The above remarks apply equally to all types of transformers.

(d) Delta/delta; single-phase load across two lines

With this connection the loaded phase carries two-thirds of the total current, while the remainder flows through the other two phases, which are in series with each other and in parallel with the loaded phase. On the primary side all three windings carry load currents in the same proportion as the secondary windings, and two of the line wires only convey current to and from the generator. There is no abnormal choking effect, and the voltage drops are due to the normal impedance of the transformer only. The type of transformer does not affect the general deductions.

(e) Star/delta; single-phase load across two lines On the delta side the distribution of current in the transformer windings is exactly the same as in the previous case, that is, two-thirds in the loaded phase and one-third in each of the other two. On the primary side the corresponding load currents are split up in the same proportions as on the secondary, and in value they are equal to the secondary currents of the different phases multiplied by _3 and multiplied or divided by the ratio of transformation, according to whether the transformer is a step-up or step-down. The primary neutral point is stable.

The above remarks apply equally to all types of transformers.

(f ) Delta/star; single-phase load across two lines Single-phase loading across lines of this connection gives a current distribution somewhat similar to that of (a), except that the currents in the two primary windings are 1/_3 times those occurring with the star primary, while all the three lines to the generating source carry currents in the proportions shown instead of two lines only carrying currents as in the case of the star primary.

There is no choking effect, and the voltage drops in the windings are due only to the normal impedance of the transformer. The transformer secondary neutral point is relatively stable and may be grounded. The voltage of the open phase is practically the same as at no-load.

The above remarks apply equally to all types of transformers.

(g) Delta/star; single-phase load from line to neutral With this connection and single-phase loading the neutral, primary and secondary windings on one phase only carry load current, and on the primary side this is conveyed to and from the generating source over two of the lines only. There is no choking effect, and the voltage drops in the transformer windings are those corresponding only to the normal impedance of the transformer. The secondary neutral point is stable and may be grounded without affecting the conditions. The voltages of the open phase are practically the same as at no-load. The type of transformer construction does not affect the general deductions.

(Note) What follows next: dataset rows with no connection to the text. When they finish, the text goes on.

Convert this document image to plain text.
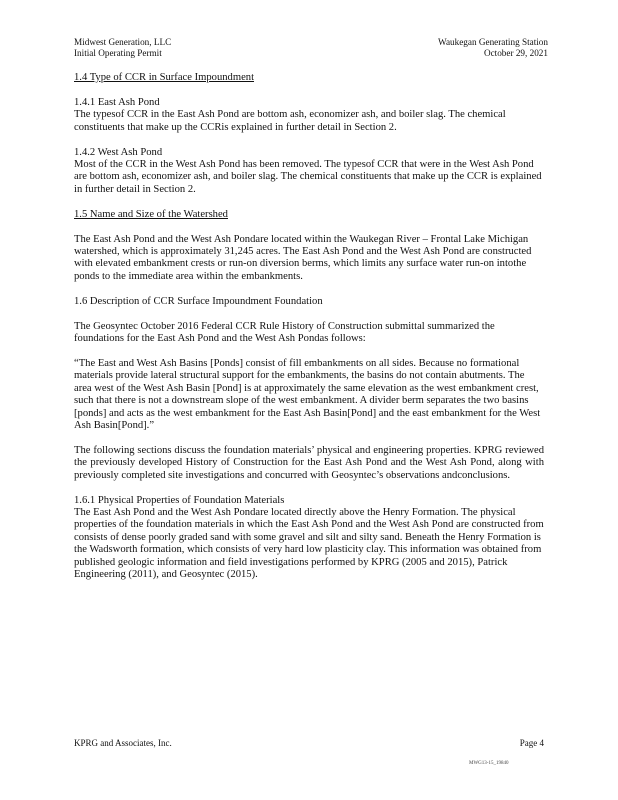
Midwest Generation, LLC
Initial Operating Permit
Waukegan Generating Station
October 29, 2021

1.4 Type of CCR in Surface Impoundment

1.4.1 East Ash Pond

The typesof CCR in the East Ash Pond are bottom ash, economizer ash, and boiler slag. The chemical constituents that make up the CCRis explained in further detail in Section 2.

1.4.2 West Ash Pond

Most of the CCR in the West Ash Pond has been removed. The typesof CCR that were in the West Ash Pond are bottom ash, economizer ash, and boiler slag. The chemical constituents that make up the CCR is explained in further detail in Section 2.

1.5 Name and Size of the Watershed

The East Ash Pond and the West Ash Pondare located within the Waukegan River – Frontal Lake Michigan watershed, which is approximately 31,245 acres. The East Ash Pond and the West Ash Pond are constructed with elevated embankment crests or run-on diversion berms, which limits any surface water run-on intothe ponds to the immediate area within the embankments.

1.6 Description of CCR Surface Impoundment Foundation

The Geosyntec October 2016 Federal CCR Rule History of Construction submittal summarized the foundations for the East Ash Pond and the West Ash Pondas follows:

“The East and West Ash Basins [Ponds] consist of fill embankments on all sides. Because no formational materials provide lateral structural support for the embankments, the basins do not contain abutments. The area west of the West Ash Basin [Pond] is at approximately the same elevation as the west embankment crest, such that there is not a downstream slope of the west embankment. A divider berm separates the two basins [ponds] and acts as the west embankment for the East Ash Basin[Pond] and the east embankment for the West Ash Basin[Pond].”

The following sections discuss the foundation materials’ physical and engineering properties. KPRG reviewed the previously developed History of Construction for the East Ash Pond and the West Ash Pond, along with previously completed site investigations and concurred with Geosyntec’s observations andconclusions.

1.6.1 Physical Properties of Foundation Materials

The East Ash Pond and the West Ash Pondare located directly above the Henry Formation. The physical properties of the foundation materials in which the East Ash Pond and the West Ash Pond are constructed from consists of dense poorly graded sand with some gravel and silt and silty sand. Beneath the Henry Formation is the Wadsworth formation, which consists of very hard low plasticity clay. This information was obtained from published geologic information and field investigations performed by KPRG (2005 and 2015), Patrick Engineering (2011), and Geosyntec (2015).

KPRG and Associates, Inc.	Page 4
MWG13-15_19840
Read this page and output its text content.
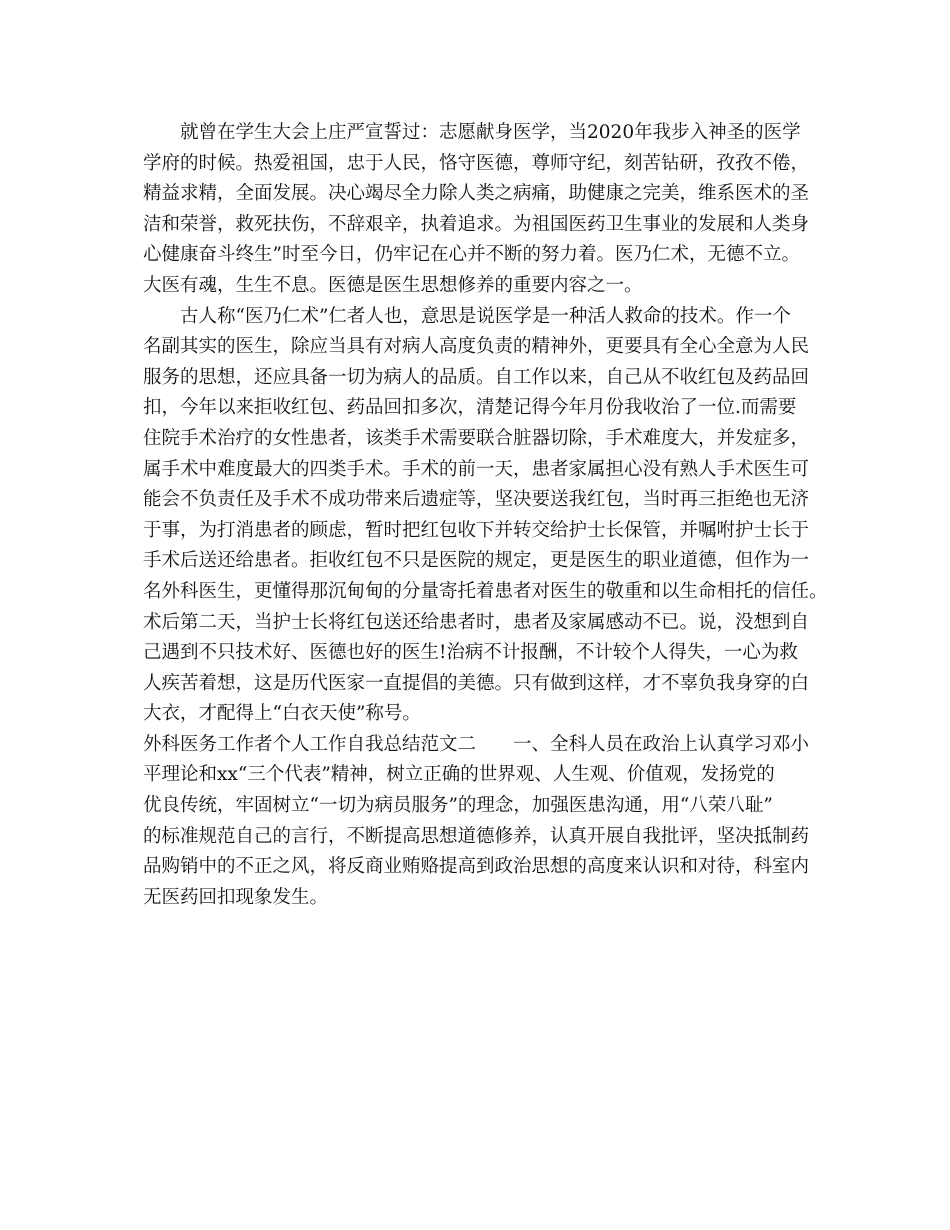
就曾在学生大会上庄严宣誓过：志愿献身医学，当2020年我步入神圣的医学
学府的时候。热爱祖国，忠于人民，恪守医德，尊师守纪，刻苦钻研，孜孜不倦，
精益求精，全面发展。决心竭尽全力除人类之病痛，助健康之完美，维系医术的圣
洁和荣誉，救死扶伤，不辞艰辛，执着追求。为祖国医药卫生事业的发展和人类身
心健康奋斗终生”时至今日，仍牢记在心并不断的努力着。医乃仁术，无德不立。
大医有魂，生生不息。医德是医生思想修养的重要内容之一。
古人称“医乃仁术”仁者人也，意思是说医学是一种活人救命的技术。作一个
名副其实的医生，除应当具有对病人高度负责的精神外，更要具有全心全意为人民
服务的思想，还应具备一切为病人的品质。自工作以来，自己从不收红包及药品回
扣，今年以来拒收红包、药品回扣多次，清楚记得今年月份我收治了一位.而需要
住院手术治疗的女性患者，该类手术需要联合脏器切除，手术难度大，并发症多，
属手术中难度最大的四类手术。手术的前一天，患者家属担心没有熟人手术医生可
能会不负责任及手术不成功带来后遗症等，坚决要送我红包，当时再三拒绝也无济
于事，为打消患者的顾虑，暂时把红包收下并转交给护士长保管，并嘱咐护士长于
手术后送还给患者。拒收红包不只是医院的规定，更是医生的职业道德，但作为一
名外科医生，更懂得那沉甸甸的分量寄托着患者对医生的敬重和以生命相托的信任。
术后第二天，当护士长将红包送还给患者时，患者及家属感动不已。说，没想到自
己遇到不只技术好、医德也好的医生!治病不计报酬，不计较个人得失，一心为救
人疾苦着想，这是历代医家一直提倡的美德。只有做到这样，才不辜负我身穿的白
大衣，才配得上“白衣天使”称号。
外科医务工作者个人工作自我总结范文二　　一、全科人员在政治上认真学习邓小
平理论和xx“三个代表”精神，树立正确的世界观、人生观、价值观，发扬党的
优良传统，牢固树立“一切为病员服务”的理念，加强医患沟通，用“八荣八耻”
的标准规范自己的言行，不断提高思想道德修养，认真开展自我批评，坚决抵制药
品购销中的不正之风，将反商业贿赂提高到政治思想的高度来认识和对待，科室内
无医药回扣现象发生。
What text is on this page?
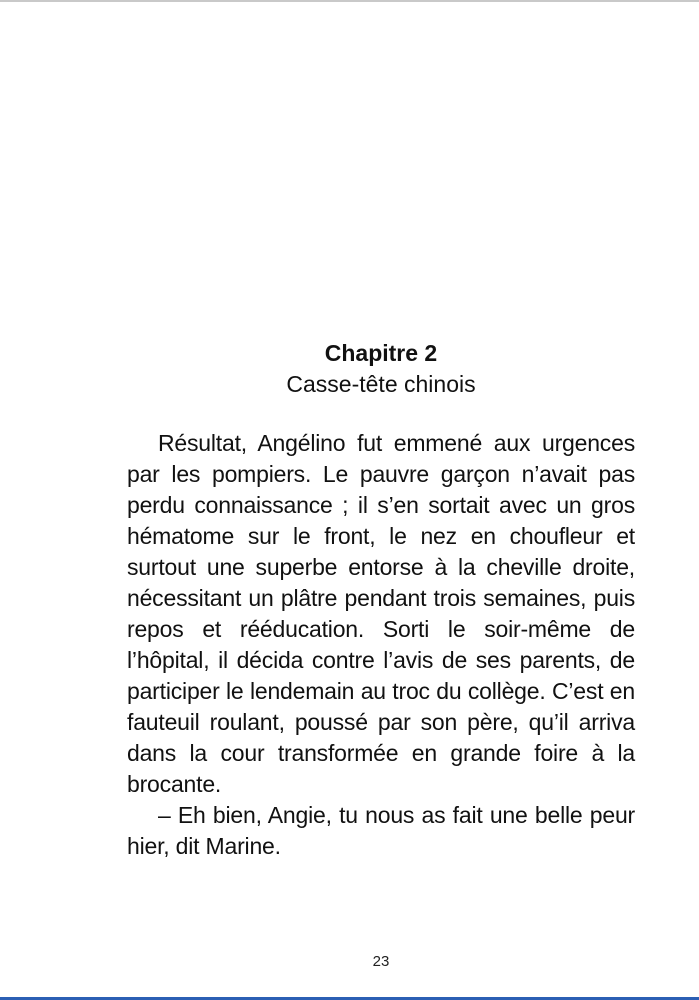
Chapitre 2
Casse-tête chinois

Résultat, Angélino fut emmené aux urgences par les pompiers. Le pauvre garçon n’avait pas perdu connaissance ; il s’en sortait avec un gros hématome sur le front, le nez en choufleur et surtout une superbe entorse à la cheville droite, nécessitant un plâtre pendant trois semaines, puis repos et rééducation. Sorti le soir-même de l’hôpital, il décida contre l’avis de ses parents, de participer le lendemain au troc du collège. C’est en fauteuil roulant, poussé par son père, qu’il arriva dans la cour transformée en grande foire à la brocante.

– Eh bien, Angie, tu nous as fait une belle peur hier, dit Marine.

23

(h) Interconnected star/star; single-phase load across two lines With this connection and method of loading, all the primary windings take a share of the load, and although in phase C there is no current in the secondary winding, the load currents in the two halves of the primary windings of that phase flow in opposite directions, so that their magnetic effects cancel. There is no choking effect, and the voltage drops in the transformer windings are those due to the normal impedance of the transformer only. With three-phase shell type transformers and three-phase banks of single-phase transformers the secondary neutral is not stable and should not be grounded unless the flux density is sufficiently low to permit this. With three-phase core-type transformers, how ever, the neutral is stable and could be grounded. The voltage of the open phase is practically that occurring at no-load.

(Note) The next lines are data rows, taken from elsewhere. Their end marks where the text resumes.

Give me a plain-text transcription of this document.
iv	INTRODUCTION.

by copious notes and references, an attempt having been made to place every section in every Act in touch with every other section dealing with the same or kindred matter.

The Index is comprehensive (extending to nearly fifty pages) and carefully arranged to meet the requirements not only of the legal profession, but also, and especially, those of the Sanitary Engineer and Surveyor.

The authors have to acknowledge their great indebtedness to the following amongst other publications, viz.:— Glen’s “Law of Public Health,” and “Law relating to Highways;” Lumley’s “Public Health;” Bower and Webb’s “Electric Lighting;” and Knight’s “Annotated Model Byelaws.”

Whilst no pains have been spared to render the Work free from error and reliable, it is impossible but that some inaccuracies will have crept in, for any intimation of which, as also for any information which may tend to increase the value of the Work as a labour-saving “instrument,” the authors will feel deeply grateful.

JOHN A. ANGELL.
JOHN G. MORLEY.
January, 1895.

(i) Interconnected star/star; single-phase load from one line to neutral With this connection and method of loading a partial choking effect occurs, due to the passage of load current in each half of the primary windings corresponding to the unloaded secondary windings. The voltage of the two phases in question, therefore, becomes increased on account of the high saturation in the cores and the voltage of the windings corresponding to the loaded phase drops. Both primary and secondary neutrals are therefore unstable and should not be grounded. The above remarks apply strictly to three-phase shell-type transformers and to three-phase banks of single-phase transformers. With three-phase core-type transformers the deflection of the neutral point is not so marked, and considerable out-of-balance loads can be supplied without any excessive deflections of the neutral points.

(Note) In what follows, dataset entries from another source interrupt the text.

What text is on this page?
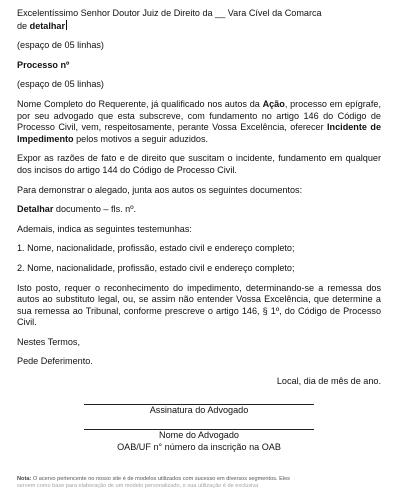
Excelentíssimo Senhor Doutor Juiz de Direito da __ Vara Cível da Comarca
de detalhar

(espaço de 05 linhas)

Processo nº

(espaço de 05 linhas)

Nome Completo do Requerente, já qualificado nos autos da Ação, processo em epígrafe, por seu advogado que esta subscreve, com fundamento no artigo 146 do Código de Processo Civil, vem, respeitosamente, perante Vossa Excelência, oferecer Incidente de Impedimento pelos motivos a seguir aduzidos.

Expor as razões de fato e de direito que suscitam o incidente, fundamento em qualquer dos incisos do artigo 144 do Código de Processo Civil.

Para demonstrar o alegado, junta aos autos os seguintes documentos:

Detalhar documento – fls. nº.

Ademais, indica as seguintes testemunhas:

1. Nome, nacionalidade, profissão, estado civil e endereço completo;

2. Nome, nacionalidade, profissão, estado civil e endereço completo;

Isto posto, requer o reconhecimento do impedimento, determinando-se a remessa dos autos ao substituto legal, ou, se assim não entender Vossa Excelência, que determine a sua remessa ao Tribunal, conforme prescreve o artigo 146, § 1º, do Código de Processo Civil.

Nestes Termos,

Pede Deferimento.

Local, dia de mês de ano.

Assinatura do Advogado

Nome do Advogado

OAB/UF n° número da inscrição na OAB

Nota: O acervo pertencente no nosso site é de modelos utilizados com sucesso em diversos segmentos. Eles
servem como base para elaboração de um modelo personalizado, e sua utilização é de exclusiva
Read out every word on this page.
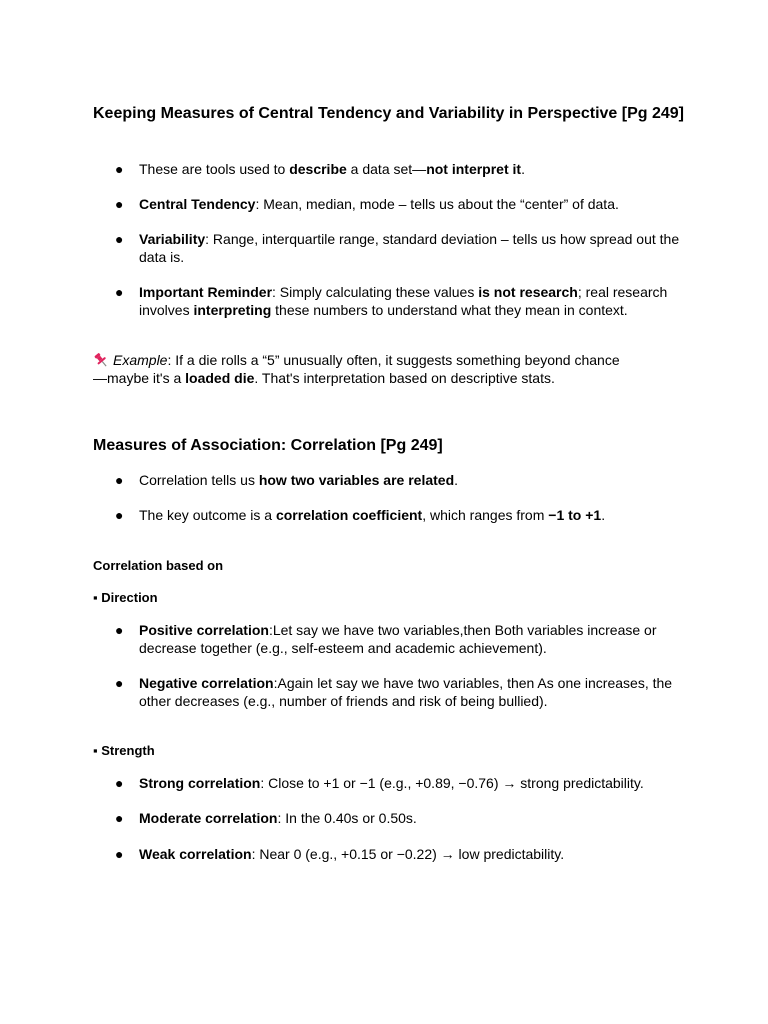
Keeping Measures of Central Tendency and Variability in Perspective [Pg 249]
● These are tools used to describe a data set—not interpret it.
● Central Tendency: Mean, median, mode – tells us about the “center” of data.
● Variability: Range, interquartile range, standard deviation – tells us how spread out the data is.
● Important Reminder: Simply calculating these values is not research; real research involves interpreting these numbers to understand what they mean in context.
Example: If a die rolls a “5” unusually often, it suggests something beyond chance—maybe it's a loaded die. That's interpretation based on descriptive stats.
Measures of Association: Correlation [Pg 249]
● Correlation tells us how two variables are related.
● The key outcome is a correlation coefficient, which ranges from −1 to +1.
Correlation based on
▪ Direction
● Positive correlation:Let say we have two variables,then Both variables increase or decrease together (e.g., self-esteem and academic achievement).
● Negative correlation:Again let say we have two variables, then As one increases, the other decreases (e.g., number of friends and risk of being bullied).
▪ Strength
● Strong correlation: Close to +1 or −1 (e.g., +0.89, −0.76) → strong predictability.
● Moderate correlation: In the 0.40s or 0.50s.
● Weak correlation: Near 0 (e.g., +0.15 or −0.22) → low predictability.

(j) Star/interconnected star; single-phase load across two lines With this connection and method of loading the secondary windings on all three limbs carry load currents, and therefore all the primary windings carry corresponding balancing load currents. The current distribution is clearly shown on the diagram, from which it will be seen there is no choking effect, and the transformer neutral points are stable if three-phase core-type transformers are used, and so may be grounded. On the secondary side the voltage of the open phase is practically the same as at no-load. The voltage drops in the transformer windings are those due only to the normal impedance of the transformer.

(k) Star/interconnected star; single-phase load from one line to neutral With this method of loading there is similarly no choking effect, as the primary windings corresponding to the loaded secondaries carry balancing load currents which flow simply through two of the line wires to the generating source.

The voltage drops in the transformer windings are those due only to the normal impedance of the transformer, and the voltages of the above phases are practically the same as at no-load. The secondary neutral is stable and can be grounded. The primary neutral can only be grounded, however, if the transformer unit is of the three-phase core type of construction.

(l) Delta/interconnected star; single-phase load across two lines With this connection and loading the general effect is similar to the star/inter connected star connection. That is, there is no choking effect, as the primary windings corresponding to the loaded secondaries take balancing load currents, although the primary current distribution is slightly different from that occurring with a star primary. The voltage drops in the transformer windings are those due only to the normal impedance of the transformer, while the volt age of the open phase is practically the same as at no-load. The secondary neutral is stable and can be grounded.

(m) Delta/interconnected star; single-phase load from one line to neutral With this connection and method of loading the results are similar to those obtained with the star/interconnected star, that is the primary windings corresponding to the loaded secondaries carry balancing load currents so that there is no choking effect. The voltage drops in the transformer windings are those due only to the normal impedance of the transformer, while the voltages of the open phases are practically the same as at no-load. The secondary neutral point is stable and can be grounded.

(n) Vee/vee With this connection and method of loading there is clearly no choking effect, as this is simply a question of supplying a single-phase transformer across any two lines of a three-phase generator. The voltage drops are comparable to those normally occurring, and the voltages of the open phases are practically the same as at no-load. The connection is, however, electrostatically unbalanced, and should be used only in emergency.

(o) Tee/tee; single-phase load across two lines, embracing the teaser and half the main windings With this connection and method of loading there is no choking effect, as the balancing load current in the corresponding primary windings has a perfectly free path through those windings and the two line wires to the generating source. The voltage drops in the windings are those due only to the normal impedance of the transformer, and the voltages of the open phases are practically the same as at no-load. The neutral points are stable and may be grounded.

It should always be remembered that it is impossible to preserve the current balance on the primary side of a polyphase transformer or bank and in the line wires and source of supply when supplying an unbalanced polyphase load or a pure single-phase load. In most cases the voltage balance is maintained to a reasonable degree, and the voltage drops are only greater than those occurring with a balanced load on account of the greater phase differences between the voltages and the unbalanced polyphase currents or the pure single-phase currents. The voltage drops become accentuated, of course, by the reactance of the circuit when the power factors are low.

FIG. 139 shows the phasor diagrams for typical unbalanced loading conditions on a delta/star three-phase step-down transformer where one, two and three separate single-phase loads are connected from lines to neutral. Voltage drops include transformer and cable or line drops. The triangles constructed on V' A, V' B and V' C show the resistive and reactive components of the total voltages across the respective loads. In diagram 1 the current IN in the neutral is the same as the load current IA; in diagram 2 the neutral current IN is the phasor sum of the load currents IA and IB, while in diagram 3, IN is the phasor sum of IA, IB and IC.